Conformation of the carboxy-terminal region of the Aalpha chain of fibrinogen as elucidated by immunochemical analyses

Abstract
The conformation of the carboxy-terminal aspects of the A.alpha. chain of human fibrinogen was assessed by immunochemically characterizing the A.alpha. 239-476 and A.alpha. 518-584 regions of the molecule. Two peptides, corresponding to these regions, were isolated from cyanogen bromide digests of the A.alpha. chain by molecular exclusion and high-performance liquid chromatography. Each peptide reacted with antibodies elicited by immunization with the A.alpha. chain and intact fibrinogen. A.alpha. 239-476 appears to be a relatively immunodominant region of the molecule. Competitive inhibition analyses confirmed the accessibility of these regions to antibody in native fibrinogen. Each peptide, however, contained 1 or more epitopes, which was occult in the native molecule. These occult epitopes were expressed by the intact A.alpha. chain and became accessible when fibrinogen was cleaved with plasmin. With plasmic degradation the epitopes expressed by fibrinogen and contained within these 2 peptide regions became significantly more reactive with antibody.

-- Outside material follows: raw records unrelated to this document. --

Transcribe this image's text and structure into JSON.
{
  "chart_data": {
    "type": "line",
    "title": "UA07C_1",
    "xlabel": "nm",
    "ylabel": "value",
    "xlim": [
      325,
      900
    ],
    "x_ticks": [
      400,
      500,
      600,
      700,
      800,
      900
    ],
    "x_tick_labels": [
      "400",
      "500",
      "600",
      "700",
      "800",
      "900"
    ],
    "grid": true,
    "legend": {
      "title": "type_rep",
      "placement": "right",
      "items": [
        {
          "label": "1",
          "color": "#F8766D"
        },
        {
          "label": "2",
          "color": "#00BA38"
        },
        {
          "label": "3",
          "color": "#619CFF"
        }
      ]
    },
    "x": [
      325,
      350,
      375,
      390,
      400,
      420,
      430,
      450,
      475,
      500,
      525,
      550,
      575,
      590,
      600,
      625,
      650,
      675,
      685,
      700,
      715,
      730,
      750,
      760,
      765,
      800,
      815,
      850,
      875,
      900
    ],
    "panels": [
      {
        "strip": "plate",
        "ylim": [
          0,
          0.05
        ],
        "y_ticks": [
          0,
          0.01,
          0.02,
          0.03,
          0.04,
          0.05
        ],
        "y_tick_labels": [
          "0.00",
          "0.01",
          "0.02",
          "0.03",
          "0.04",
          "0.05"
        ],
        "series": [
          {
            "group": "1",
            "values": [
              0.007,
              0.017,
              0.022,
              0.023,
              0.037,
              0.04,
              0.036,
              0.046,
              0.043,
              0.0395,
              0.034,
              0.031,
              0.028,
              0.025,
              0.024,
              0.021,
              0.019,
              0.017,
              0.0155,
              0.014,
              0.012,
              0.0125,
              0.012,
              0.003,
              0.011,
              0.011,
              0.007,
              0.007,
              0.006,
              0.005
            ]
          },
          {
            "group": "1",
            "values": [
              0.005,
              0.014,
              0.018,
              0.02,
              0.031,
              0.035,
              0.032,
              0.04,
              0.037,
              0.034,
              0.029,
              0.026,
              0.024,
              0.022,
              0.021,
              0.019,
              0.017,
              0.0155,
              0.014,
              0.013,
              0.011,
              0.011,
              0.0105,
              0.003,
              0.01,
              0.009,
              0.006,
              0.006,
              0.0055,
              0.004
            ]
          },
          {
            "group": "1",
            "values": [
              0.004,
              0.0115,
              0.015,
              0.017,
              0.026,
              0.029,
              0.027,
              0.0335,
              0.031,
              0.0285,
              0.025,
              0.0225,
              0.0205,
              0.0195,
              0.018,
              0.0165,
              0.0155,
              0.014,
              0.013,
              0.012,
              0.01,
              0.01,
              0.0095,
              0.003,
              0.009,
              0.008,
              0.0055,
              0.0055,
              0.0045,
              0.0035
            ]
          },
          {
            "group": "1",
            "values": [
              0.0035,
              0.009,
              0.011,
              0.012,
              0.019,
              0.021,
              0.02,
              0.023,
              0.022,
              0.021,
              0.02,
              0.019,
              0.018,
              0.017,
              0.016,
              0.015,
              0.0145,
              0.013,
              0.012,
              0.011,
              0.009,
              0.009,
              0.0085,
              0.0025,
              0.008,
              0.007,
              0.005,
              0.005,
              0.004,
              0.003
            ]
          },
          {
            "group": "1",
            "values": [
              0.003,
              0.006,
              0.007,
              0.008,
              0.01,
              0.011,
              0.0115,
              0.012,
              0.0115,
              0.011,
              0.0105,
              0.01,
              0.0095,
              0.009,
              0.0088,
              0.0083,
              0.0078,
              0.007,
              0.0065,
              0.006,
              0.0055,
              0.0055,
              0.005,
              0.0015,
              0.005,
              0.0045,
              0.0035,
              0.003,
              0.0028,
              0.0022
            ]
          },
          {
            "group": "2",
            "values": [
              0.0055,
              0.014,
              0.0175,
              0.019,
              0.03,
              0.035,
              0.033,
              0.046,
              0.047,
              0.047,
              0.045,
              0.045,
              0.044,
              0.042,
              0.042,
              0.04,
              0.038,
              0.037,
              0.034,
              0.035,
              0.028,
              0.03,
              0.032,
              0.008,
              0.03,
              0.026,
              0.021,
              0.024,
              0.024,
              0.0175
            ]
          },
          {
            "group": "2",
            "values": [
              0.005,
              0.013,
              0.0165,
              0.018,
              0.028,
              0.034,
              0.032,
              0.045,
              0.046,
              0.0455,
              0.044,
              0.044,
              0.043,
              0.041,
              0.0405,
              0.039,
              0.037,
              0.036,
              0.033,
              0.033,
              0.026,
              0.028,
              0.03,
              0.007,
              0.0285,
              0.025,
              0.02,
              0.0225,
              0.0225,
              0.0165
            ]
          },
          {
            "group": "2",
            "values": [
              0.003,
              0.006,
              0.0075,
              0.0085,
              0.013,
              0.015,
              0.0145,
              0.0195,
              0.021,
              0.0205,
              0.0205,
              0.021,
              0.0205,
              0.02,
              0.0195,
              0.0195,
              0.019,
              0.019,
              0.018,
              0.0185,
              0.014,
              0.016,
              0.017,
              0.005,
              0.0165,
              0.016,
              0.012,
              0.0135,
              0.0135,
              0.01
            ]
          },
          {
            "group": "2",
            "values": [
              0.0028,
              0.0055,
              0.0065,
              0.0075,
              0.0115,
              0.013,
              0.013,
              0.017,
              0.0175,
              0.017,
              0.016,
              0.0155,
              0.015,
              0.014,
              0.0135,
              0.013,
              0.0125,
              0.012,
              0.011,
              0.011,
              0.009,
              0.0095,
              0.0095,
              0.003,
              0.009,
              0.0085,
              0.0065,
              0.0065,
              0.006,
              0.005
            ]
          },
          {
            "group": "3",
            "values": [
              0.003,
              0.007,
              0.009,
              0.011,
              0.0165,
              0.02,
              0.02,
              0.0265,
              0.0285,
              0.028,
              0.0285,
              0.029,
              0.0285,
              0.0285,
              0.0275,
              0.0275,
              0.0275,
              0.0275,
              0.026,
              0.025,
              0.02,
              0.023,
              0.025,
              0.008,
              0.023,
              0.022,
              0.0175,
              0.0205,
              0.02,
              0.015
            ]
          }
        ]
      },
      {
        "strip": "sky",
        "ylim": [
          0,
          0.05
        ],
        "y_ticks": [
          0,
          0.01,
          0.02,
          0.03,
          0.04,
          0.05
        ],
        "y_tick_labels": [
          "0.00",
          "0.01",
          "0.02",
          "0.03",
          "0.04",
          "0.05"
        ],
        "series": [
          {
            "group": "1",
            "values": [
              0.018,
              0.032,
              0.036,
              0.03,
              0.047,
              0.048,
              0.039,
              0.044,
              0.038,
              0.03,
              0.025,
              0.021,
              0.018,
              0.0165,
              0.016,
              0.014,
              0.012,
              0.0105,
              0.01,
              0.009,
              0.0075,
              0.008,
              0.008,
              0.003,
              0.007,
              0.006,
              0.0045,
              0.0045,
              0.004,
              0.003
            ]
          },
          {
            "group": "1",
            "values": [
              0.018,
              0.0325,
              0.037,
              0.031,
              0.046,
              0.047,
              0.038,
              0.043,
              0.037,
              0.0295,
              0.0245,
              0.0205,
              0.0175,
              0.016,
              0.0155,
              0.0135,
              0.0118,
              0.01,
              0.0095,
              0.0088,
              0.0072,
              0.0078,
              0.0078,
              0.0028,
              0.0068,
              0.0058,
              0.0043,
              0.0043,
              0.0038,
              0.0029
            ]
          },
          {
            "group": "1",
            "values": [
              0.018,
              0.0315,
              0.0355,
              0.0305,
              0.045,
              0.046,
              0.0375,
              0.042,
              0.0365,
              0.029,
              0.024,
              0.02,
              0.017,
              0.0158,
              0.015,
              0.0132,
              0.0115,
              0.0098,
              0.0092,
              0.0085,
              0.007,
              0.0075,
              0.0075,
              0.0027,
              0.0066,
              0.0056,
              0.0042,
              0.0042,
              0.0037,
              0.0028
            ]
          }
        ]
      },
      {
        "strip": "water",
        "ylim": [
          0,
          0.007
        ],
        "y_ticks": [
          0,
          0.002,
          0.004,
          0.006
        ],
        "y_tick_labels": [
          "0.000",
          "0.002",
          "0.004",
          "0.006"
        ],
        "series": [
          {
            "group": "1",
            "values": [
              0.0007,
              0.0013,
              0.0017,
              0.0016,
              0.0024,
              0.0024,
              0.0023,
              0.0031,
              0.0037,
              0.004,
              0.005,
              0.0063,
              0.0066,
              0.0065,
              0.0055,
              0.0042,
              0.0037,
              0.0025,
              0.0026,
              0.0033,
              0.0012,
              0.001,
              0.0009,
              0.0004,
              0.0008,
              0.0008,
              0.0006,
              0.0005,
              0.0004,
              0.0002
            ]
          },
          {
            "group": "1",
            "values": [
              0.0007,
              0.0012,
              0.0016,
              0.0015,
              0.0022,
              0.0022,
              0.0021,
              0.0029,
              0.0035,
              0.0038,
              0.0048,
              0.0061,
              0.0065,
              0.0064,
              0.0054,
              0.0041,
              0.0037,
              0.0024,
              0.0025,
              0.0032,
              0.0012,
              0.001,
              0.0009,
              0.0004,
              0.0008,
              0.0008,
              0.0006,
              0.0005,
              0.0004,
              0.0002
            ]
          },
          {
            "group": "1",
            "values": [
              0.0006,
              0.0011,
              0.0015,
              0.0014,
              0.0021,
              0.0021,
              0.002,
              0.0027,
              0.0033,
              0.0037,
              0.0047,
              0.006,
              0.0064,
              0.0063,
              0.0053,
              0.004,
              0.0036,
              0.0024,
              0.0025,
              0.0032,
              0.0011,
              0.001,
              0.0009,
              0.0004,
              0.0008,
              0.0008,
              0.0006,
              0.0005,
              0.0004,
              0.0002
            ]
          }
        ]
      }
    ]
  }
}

This change occurred in concert with release of the A.alpha. 518-584 region from the core of the molecule but did not require the generation of free A.alpha. 239-476. Ultimately the epitopes within both regions were shed from the plasmin-resistant core of fibrinogen. Peptide epitopes were expressed in a similar manner by prolonged plasmic degradation of fibrinogen and fibrin with .alpha. chain cross-linking. These results are generally consistent with models depicting the carboxyl-terminal aspects of the A.alpha. chain as being surface-oriented but suggest a systemic ordering of structure when these regions are integrated into the native molecule. Plasmic cleavage significantly relaxes the conformational restraints on the organization within this region.